Franz Mehring: Noch lange nicht genug!

16. Dezember 1911

[Die Neue Zeit, 30. Jg. 1911/12, Erster Band, S. 401-404. Nach Gesammelte Schriften, Band 15, S. 562-566]

Die Taktik der Regierung in der gegenwärtigen Wahlbewegung unterscheidet sich auffallend von ihrer Taktik bei den Reichstagswahlen von 1907.

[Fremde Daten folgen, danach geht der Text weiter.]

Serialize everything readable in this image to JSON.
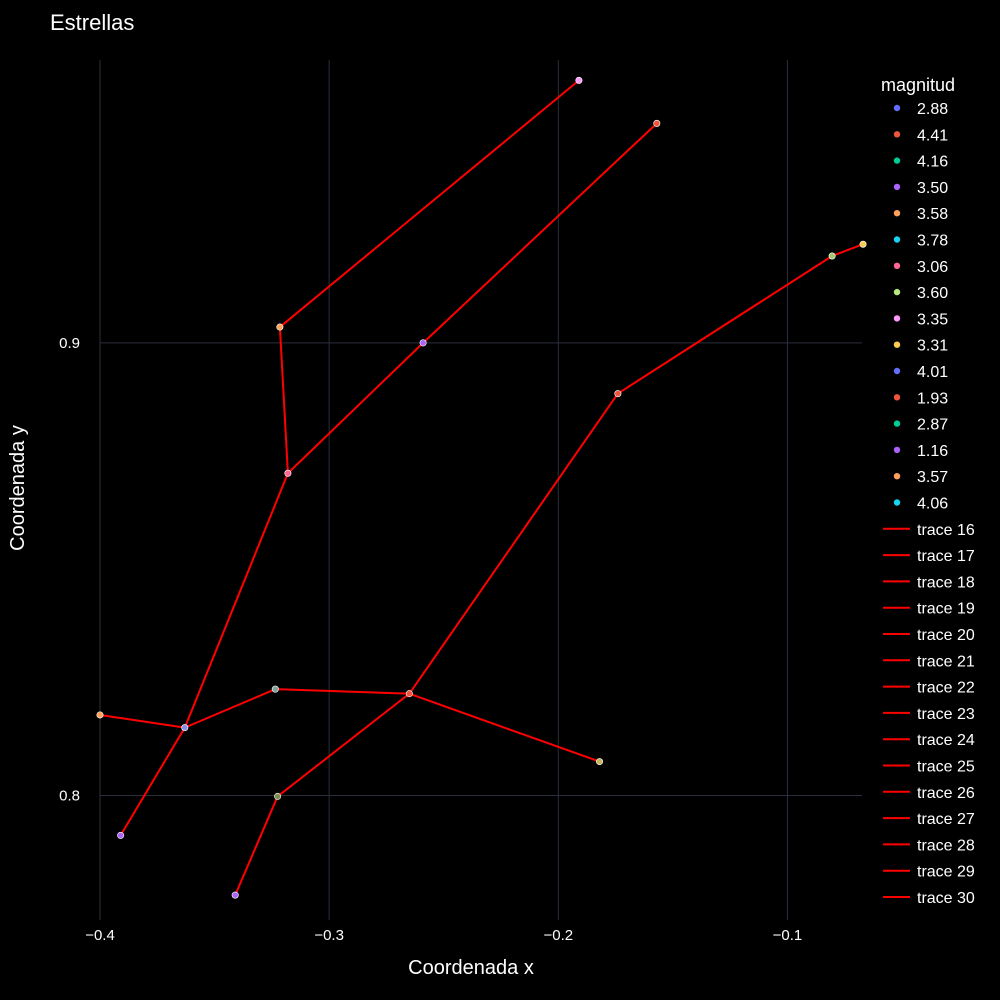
{
  "chart_data": {
    "type": "scatter",
    "title": "Estrellas",
    "xlabel": "Coordenada x",
    "ylabel": "Coordenada y",
    "xlim": [
      -0.4,
      -0.05
    ],
    "ylim": [
      0.7725,
      0.9625
    ],
    "xticks": [
      -0.4,
      -0.3,
      -0.2,
      -0.1
    ],
    "xtick_labels": [
      "−0.4",
      "−0.3",
      "−0.2",
      "−0.1"
    ],
    "yticks": [
      0.8,
      0.9
    ],
    "ytick_labels": [
      "0.8",
      "0.9"
    ],
    "grid": true,
    "legend_title": "magnitud",
    "legend_position": "right",
    "stars": [
      {
        "name": "2.88",
        "x": -0.182,
        "y": 0.8075,
        "color": "#c8b560"
      },
      {
        "name": "4.41",
        "x": -0.265,
        "y": 0.8225,
        "color": "#ef553b"
      },
      {
        "name": "4.16",
        "x": -0.3235,
        "y": 0.8235,
        "color": "#7fa39b"
      },
      {
        "name": "3.50",
        "x": -0.363,
        "y": 0.815,
        "color": "#8b8fe0"
      },
      {
        "name": "3.58",
        "x": -0.4,
        "y": 0.8178,
        "color": "#ffa15a"
      },
      {
        "name": "3.78",
        "x": -0.391,
        "y": 0.7912,
        "color": "#ab63fa"
      },
      {
        "name": "3.06",
        "x": -0.318,
        "y": 0.8712,
        "color": "#ff6692"
      },
      {
        "name": "3.60",
        "x": -0.3215,
        "y": 0.9035,
        "color": "#ffa15a"
      },
      {
        "name": "3.35",
        "x": -0.191,
        "y": 0.958,
        "color": "#ff97ff"
      },
      {
        "name": "3.31",
        "x": -0.259,
        "y": 0.9,
        "color": "#ab63fa"
      },
      {
        "name": "4.01",
        "x": -0.157,
        "y": 0.9485,
        "color": "#ef553b"
      },
      {
        "name": "1.93",
        "x": -0.0805,
        "y": 0.9192,
        "color": "#a4c96f"
      },
      {
        "name": "2.87",
        "x": -0.067,
        "y": 0.9218,
        "color": "#fecb52"
      },
      {
        "name": "1.16",
        "x": -0.174,
        "y": 0.8888,
        "color": "#ef553b"
      },
      {
        "name": "3.57",
        "x": -0.3225,
        "y": 0.7998,
        "color": "#7d8f4e"
      },
      {
        "name": "4.06",
        "x": -0.341,
        "y": 0.778,
        "color": "#ab63fa"
      }
    ],
    "legend_colors": [
      "#636efa",
      "#ef553b",
      "#00cc96",
      "#ab63fa",
      "#ffa15a",
      "#19d3f3",
      "#ff6692",
      "#b6e880",
      "#ff97ff",
      "#fecb52",
      "#636efa",
      "#ef553b",
      "#00cc96",
      "#ab63fa",
      "#ffa15a",
      "#19d3f3"
    ],
    "line_color": "#ff0000",
    "lines": [
      {
        "name": "trace 16",
        "x": [
          -0.182,
          -0.265
        ],
        "y": [
          0.8075,
          0.8225
        ]
      },
      {
        "name": "trace 17",
        "x": [
          -0.265,
          -0.3235
        ],
        "y": [
          0.8225,
          0.8235
        ]
      },
      {
        "name": "trace 18",
        "x": [
          -0.3235,
          -0.363
        ],
        "y": [
          0.8235,
          0.815
        ]
      },
      {
        "name": "trace 19",
        "x": [
          -0.363,
          -0.4
        ],
        "y": [
          0.815,
          0.8178
        ]
      },
      {
        "name": "trace 20",
        "x": [
          -0.363,
          -0.391
        ],
        "y": [
          0.815,
          0.7912
        ]
      },
      {
        "name": "trace 21",
        "x": [
          -0.363,
          -0.318
        ],
        "y": [
          0.815,
          0.8712
        ]
      },
      {
        "name": "trace 22",
        "x": [
          -0.318,
          -0.3215
        ],
        "y": [
          0.8712,
          0.9035
        ]
      },
      {
        "name": "trace 23",
        "x": [
          -0.3215,
          -0.191
        ],
        "y": [
          0.9035,
          0.958
        ]
      },
      {
        "name": "trace 24",
        "x": [
          -0.318,
          -0.259
        ],
        "y": [
          0.8712,
          0.9
        ]
      },
      {
        "name": "trace 25",
        "x": [
          -0.259,
          -0.157
        ],
        "y": [
          0.9,
          0.9485
        ]
      },
      {
        "name": "trace 26",
        "x": [
          -0.265,
          -0.174
        ],
        "y": [
          0.8225,
          0.8888
        ]
      },
      {
        "name": "trace 27",
        "x": [
          -0.174,
          -0.0805
        ],
        "y": [
          0.8888,
          0.9192
        ]
      },
      {
        "name": "trace 28",
        "x": [
          -0.0805,
          -0.067
        ],
        "y": [
          0.9192,
          0.9218
        ]
      },
      {
        "name": "trace 29",
        "x": [
          -0.265,
          -0.3225
        ],
        "y": [
          0.8225,
          0.7998
        ]
      },
      {
        "name": "trace 30",
        "x": [
          -0.3225,
          -0.341
        ],
        "y": [
          0.7998,
          0.778
        ]
      }
    ]
  }
}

Während damals Fürst Bülow die „Paarung zwischen Karpfen und Kaninchen" als eine neue Heilsära des Vaterlandes verkündigte, Herr Dernburg aus seiner Kiste getrockneter Datteln einen tropischen Urwald emporsprießen ließ und das offiziöse Hauptorgan feierlich erklärte, es sei eine tendenziöse Lüge, dass die Regierung umfangreiche Steuervorlagen plane, lassen die Bethmann Hollweg und Genossen die Zügel vollständig am Boden schleifen. Höchstens wiederholt die Regierungspresse, was Herr Wermuth schon im Reichstag auszuführen bemüht gewesen ist, dass nämlich die so genannte „Finanzreform" die Reichsfinanzen wirklich „saniert" habe, was erstens niemand glaubt, zumal der Herr Wermuth selbst noch „einen kräftigen Ruck" angekündigt hat, und was zweitens der ausgeplünderten Masse, die der angeblich vermiedene Reichsbankrott keineswegs über den eigenen Bankrott beruhigt, ein sehr magerer Trost ist.

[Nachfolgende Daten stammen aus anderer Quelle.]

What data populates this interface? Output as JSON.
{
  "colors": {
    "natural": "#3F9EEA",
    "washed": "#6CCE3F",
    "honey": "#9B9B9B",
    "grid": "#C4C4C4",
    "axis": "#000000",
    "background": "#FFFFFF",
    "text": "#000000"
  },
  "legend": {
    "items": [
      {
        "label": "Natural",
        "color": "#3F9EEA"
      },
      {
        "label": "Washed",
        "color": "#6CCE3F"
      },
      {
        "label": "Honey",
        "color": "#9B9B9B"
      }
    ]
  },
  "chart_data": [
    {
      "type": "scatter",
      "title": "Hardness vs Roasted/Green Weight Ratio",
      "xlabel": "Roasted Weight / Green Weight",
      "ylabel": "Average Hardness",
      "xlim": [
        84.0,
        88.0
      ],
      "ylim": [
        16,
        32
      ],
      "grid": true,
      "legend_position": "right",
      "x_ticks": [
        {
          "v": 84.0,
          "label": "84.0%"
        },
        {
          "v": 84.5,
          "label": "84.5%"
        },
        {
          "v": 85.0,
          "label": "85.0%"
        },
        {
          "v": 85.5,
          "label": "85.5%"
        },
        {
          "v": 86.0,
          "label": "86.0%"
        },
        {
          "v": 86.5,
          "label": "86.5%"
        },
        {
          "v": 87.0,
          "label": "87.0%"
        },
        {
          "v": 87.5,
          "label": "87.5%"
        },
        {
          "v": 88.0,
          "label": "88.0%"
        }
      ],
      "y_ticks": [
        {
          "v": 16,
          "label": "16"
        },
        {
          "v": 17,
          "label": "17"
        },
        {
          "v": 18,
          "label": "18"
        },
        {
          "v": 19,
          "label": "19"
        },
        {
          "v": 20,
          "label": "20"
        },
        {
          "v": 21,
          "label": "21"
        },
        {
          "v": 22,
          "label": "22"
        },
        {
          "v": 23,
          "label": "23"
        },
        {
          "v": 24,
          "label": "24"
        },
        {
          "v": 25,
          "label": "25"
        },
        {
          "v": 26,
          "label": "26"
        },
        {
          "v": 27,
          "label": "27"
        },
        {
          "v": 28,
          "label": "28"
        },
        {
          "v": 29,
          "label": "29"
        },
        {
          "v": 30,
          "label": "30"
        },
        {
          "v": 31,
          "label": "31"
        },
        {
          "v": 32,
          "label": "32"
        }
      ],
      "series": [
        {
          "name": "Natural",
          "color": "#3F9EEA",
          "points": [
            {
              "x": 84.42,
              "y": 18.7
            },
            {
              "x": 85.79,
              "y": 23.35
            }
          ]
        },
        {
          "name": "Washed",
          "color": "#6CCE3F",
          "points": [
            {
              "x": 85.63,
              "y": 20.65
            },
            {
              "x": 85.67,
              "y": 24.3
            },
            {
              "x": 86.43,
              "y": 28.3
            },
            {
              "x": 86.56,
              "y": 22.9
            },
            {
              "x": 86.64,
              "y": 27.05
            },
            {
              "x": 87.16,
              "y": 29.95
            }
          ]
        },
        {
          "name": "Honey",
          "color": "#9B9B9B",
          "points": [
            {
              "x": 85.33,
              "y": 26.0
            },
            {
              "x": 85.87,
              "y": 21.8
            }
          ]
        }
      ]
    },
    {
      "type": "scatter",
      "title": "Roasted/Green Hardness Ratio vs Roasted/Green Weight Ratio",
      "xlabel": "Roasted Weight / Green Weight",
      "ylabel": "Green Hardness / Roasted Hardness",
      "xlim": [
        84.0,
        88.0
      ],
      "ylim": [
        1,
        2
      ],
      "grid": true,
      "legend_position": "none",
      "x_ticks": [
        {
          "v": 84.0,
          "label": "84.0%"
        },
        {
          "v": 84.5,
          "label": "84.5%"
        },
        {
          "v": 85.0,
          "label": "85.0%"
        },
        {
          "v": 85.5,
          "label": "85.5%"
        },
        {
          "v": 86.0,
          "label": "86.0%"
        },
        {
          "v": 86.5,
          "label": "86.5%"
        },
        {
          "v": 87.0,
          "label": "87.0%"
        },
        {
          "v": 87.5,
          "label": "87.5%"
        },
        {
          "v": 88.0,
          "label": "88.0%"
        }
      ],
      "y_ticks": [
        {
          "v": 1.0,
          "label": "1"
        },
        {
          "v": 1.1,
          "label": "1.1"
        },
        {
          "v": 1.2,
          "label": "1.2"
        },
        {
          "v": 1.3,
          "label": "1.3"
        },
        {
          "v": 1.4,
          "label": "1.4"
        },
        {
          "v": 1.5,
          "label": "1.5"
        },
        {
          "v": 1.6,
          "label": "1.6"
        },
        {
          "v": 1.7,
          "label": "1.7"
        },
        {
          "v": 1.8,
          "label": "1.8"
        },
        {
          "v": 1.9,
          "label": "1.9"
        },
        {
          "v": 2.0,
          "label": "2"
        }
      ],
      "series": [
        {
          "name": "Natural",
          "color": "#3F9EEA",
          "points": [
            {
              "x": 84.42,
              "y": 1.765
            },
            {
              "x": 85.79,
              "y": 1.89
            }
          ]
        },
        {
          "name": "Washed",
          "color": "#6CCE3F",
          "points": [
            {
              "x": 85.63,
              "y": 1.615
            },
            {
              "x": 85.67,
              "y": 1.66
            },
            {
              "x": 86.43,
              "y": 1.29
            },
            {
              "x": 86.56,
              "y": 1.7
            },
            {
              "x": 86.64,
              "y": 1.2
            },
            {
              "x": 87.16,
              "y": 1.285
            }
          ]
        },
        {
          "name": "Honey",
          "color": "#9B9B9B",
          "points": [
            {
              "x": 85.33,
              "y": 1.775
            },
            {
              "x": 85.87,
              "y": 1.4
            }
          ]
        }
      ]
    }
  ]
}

Nicht genug aber mit dieser Indolenz der Reichsregierung, hält wenigstens die Regierung eines Einzelstaats die Wahlen für den geeigneten Zeitpunkt, ihre Bereitwilligkeit zu neuen Ausnahmegesetzen gegen die Arbeiterklasse zu verkünden. Die königlich-sächsische Regierung macht aus ihrem Herzen keine Mördergrube; sie will dem Koalitionsrecht an den Kragen, und es ist natürlich nur ein Spiel mit Worten, wenn sie ihre mörderischen Absichten nicht in Gestalt eines Sondergesetzes, sondern auf dem Boden des bestehenden Rechtes, durch Abänderung der Gewerbeordnung und des Strafgesetzbuchs, verwirklichen will. Das ist eine formale Unterscheidung, an der sich freisinnige Denker erlustieren mögen, wie denn der freisinnige Sprecher im sächsischen Landtag sofort auf den Köder angebissen hat; der tatsächlichen Wirkung nach lassen sich Ausnahmegesetze auch auf dem Boden des gemeinen Rechtes basteln, namentlich in einem Lande mit so hoch entwickelter Klassenjustiz, wie Deutschland ist. In einer Wahlbewegung aber Ausnahmegesetze gegen die Arbeiterklasse anzukündigen widerspricht aller bisherigen Praxis der deutschen Regierungen, abgesehen von dem Ausnahmefall, dass sich die Wahlen selbst, wie im Jahre 1878, um die Frage eines Ausnahmegesetzes bewegen. Den Dresdener Staatsmännern zuzutrauen, dass sie sozusagen in naiver Dummheit, ohne zu wissen, was sie tun, just im „roten Königreich" Öl ins Feuer schütten, würden wir geradezu für ein Verbrechen halten.

Auch der schwarzblaue Block geht mit seiner Wahlagitation keineswegs so ins Zeug, wie man es sonst von ihm gewohnt ist. Seine Kerntruppe, der Bund der Landwirte, veröffentlicht einen recht nichts sagenden Wahlaufruf, der sich mit abgedroschenen Redensarten, die längst keinen Hund mehr vom Ofen locken, gegen die Sozialdemokratie wendet, und sein Organ, die „Deutsche Tageszeitung", stolpert gleich kläglich einher. Wir haben den Knuten-Oertel nie für ein Genie gehalten, aber soviel Grips haben wir ihm allerdings bisher zugetraut, dass er nicht mit den gefälschten Reichsverbandszitaten arbeiten würde, mit denen er jetzt tagtäglich herumhausiert. Er sollte doch wissen und weiß auch recht gut, dass die Sozialdemokratie, wenn sie mit dem Zitatensack erschlagen werden könnte, den schon der selige Puttkamer mit so staatsmännischer Gebärde schwenkte, längst tot und begraben sein würde.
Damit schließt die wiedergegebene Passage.